Ali and the other patients lay on the floor for four hours until they were transferred to another ward. Later that night, police in blue uniforms and men in civilian dress wearing black masks stormed the ward and beat Ali and the other patients with the butts of their rifles and kicks to the groin, stomach, and bottom. One policeman with a Jordanian accent threatened to rape Ali.

Small groups of armed men took turns beating each patient in the ward hurling insults at them. The patients were subjected to constant beating.

The aim of the interrogation was to force people to admit that they had carried arms during the protest and intended to go to Iran for military training. Ali finally confessed to stop the beating, the report said.

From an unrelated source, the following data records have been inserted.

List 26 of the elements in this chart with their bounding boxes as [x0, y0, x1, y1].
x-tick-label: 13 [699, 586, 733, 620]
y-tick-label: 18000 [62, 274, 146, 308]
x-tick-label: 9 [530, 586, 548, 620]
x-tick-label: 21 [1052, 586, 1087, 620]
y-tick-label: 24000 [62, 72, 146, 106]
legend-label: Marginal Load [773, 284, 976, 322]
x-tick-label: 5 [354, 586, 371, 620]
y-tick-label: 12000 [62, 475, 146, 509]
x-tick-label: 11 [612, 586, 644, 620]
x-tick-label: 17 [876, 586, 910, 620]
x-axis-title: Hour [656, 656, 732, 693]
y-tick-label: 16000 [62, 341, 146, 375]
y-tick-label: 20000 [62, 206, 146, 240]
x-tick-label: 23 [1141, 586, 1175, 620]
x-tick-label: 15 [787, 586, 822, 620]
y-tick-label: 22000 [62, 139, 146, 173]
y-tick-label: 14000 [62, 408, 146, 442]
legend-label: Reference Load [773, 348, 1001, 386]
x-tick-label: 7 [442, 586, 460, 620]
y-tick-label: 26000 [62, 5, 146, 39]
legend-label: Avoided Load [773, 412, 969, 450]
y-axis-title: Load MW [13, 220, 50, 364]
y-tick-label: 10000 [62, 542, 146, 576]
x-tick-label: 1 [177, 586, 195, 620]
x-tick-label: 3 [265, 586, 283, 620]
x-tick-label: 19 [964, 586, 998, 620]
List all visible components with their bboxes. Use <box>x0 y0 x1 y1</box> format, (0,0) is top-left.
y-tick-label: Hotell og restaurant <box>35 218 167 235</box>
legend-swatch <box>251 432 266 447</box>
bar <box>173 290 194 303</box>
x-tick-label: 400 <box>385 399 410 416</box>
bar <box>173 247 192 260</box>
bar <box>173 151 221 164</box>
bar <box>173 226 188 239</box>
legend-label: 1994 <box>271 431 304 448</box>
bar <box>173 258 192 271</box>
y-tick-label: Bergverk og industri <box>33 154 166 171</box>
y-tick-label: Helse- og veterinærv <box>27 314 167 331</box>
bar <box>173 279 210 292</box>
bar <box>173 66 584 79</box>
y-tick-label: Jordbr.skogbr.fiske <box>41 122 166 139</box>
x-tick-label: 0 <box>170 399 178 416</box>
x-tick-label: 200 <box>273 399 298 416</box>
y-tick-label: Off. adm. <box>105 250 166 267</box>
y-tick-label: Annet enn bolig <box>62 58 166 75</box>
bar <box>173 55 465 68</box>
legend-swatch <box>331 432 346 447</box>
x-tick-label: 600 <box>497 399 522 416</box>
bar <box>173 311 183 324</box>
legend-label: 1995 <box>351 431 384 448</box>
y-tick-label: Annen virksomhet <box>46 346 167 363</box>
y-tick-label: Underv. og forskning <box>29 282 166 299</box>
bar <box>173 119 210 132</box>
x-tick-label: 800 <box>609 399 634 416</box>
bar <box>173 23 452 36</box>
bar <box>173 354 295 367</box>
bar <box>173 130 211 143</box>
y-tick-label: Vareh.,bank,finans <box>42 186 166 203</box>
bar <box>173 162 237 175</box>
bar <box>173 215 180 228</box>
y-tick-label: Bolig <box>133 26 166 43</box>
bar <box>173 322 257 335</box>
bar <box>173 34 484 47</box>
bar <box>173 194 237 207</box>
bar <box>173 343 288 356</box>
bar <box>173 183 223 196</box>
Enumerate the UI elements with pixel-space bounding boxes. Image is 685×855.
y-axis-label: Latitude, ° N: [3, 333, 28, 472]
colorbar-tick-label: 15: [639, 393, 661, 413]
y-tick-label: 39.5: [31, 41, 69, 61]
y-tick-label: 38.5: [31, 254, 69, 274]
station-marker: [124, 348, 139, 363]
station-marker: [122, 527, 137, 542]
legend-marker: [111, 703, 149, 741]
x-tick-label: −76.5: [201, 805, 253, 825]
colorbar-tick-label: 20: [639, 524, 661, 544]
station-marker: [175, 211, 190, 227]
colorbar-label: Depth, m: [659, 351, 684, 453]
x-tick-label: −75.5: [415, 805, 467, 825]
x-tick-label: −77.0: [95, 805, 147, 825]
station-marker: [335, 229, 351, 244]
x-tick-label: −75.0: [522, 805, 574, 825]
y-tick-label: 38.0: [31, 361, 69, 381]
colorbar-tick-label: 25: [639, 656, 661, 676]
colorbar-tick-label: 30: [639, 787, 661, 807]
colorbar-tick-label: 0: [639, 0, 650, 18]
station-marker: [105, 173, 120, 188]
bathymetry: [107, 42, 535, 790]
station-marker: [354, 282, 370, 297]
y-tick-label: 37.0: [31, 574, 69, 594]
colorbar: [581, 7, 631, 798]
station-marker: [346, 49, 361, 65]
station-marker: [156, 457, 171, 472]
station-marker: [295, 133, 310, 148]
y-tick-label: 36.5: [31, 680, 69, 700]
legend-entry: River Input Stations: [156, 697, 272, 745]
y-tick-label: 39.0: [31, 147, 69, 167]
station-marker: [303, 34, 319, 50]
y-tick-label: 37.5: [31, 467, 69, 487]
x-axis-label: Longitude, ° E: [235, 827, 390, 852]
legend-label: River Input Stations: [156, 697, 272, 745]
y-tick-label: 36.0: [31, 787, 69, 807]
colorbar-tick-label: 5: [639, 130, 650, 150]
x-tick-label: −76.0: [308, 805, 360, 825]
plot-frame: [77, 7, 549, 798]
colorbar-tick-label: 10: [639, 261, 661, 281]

One of the complaints of pro-democracy demonstrators prior to the all-out army and police attack was that the ruling al-Khalifas were trying to change the demographic balance in Bahrain by importing Sunni from Pakistan, Jordan and Yemen who were rapidly made Bahraini citizens.

The 30,000 strong army and 30,000-strong security forces recruited many officers from Sunni countries and have almost no Shia members.

According to one 20-year-old witness interviewed by a team from Physicians for Human Rights, riot police attacked a Shia wedding ceremony taking place on 13 March.

The witness said “tens of riot police in blue uniforms and white helmets attacked unarmed civilians during a wedding ceremony taking place in his town’s Ma’tam (a Shi’a congregation hall).

They launched tear gas inside the enclosed building and fired 40mm hard rubber bullets at the wedding party causing guests to flee outside where they met more armed police.

Elderly men and women collapsed to the ground. The groom’s father tried to speak with the riot police to say that this gathering was just a wedding. The police yelled in broken Arabic to move back, which made clear to the father that they were not from Bahrain.”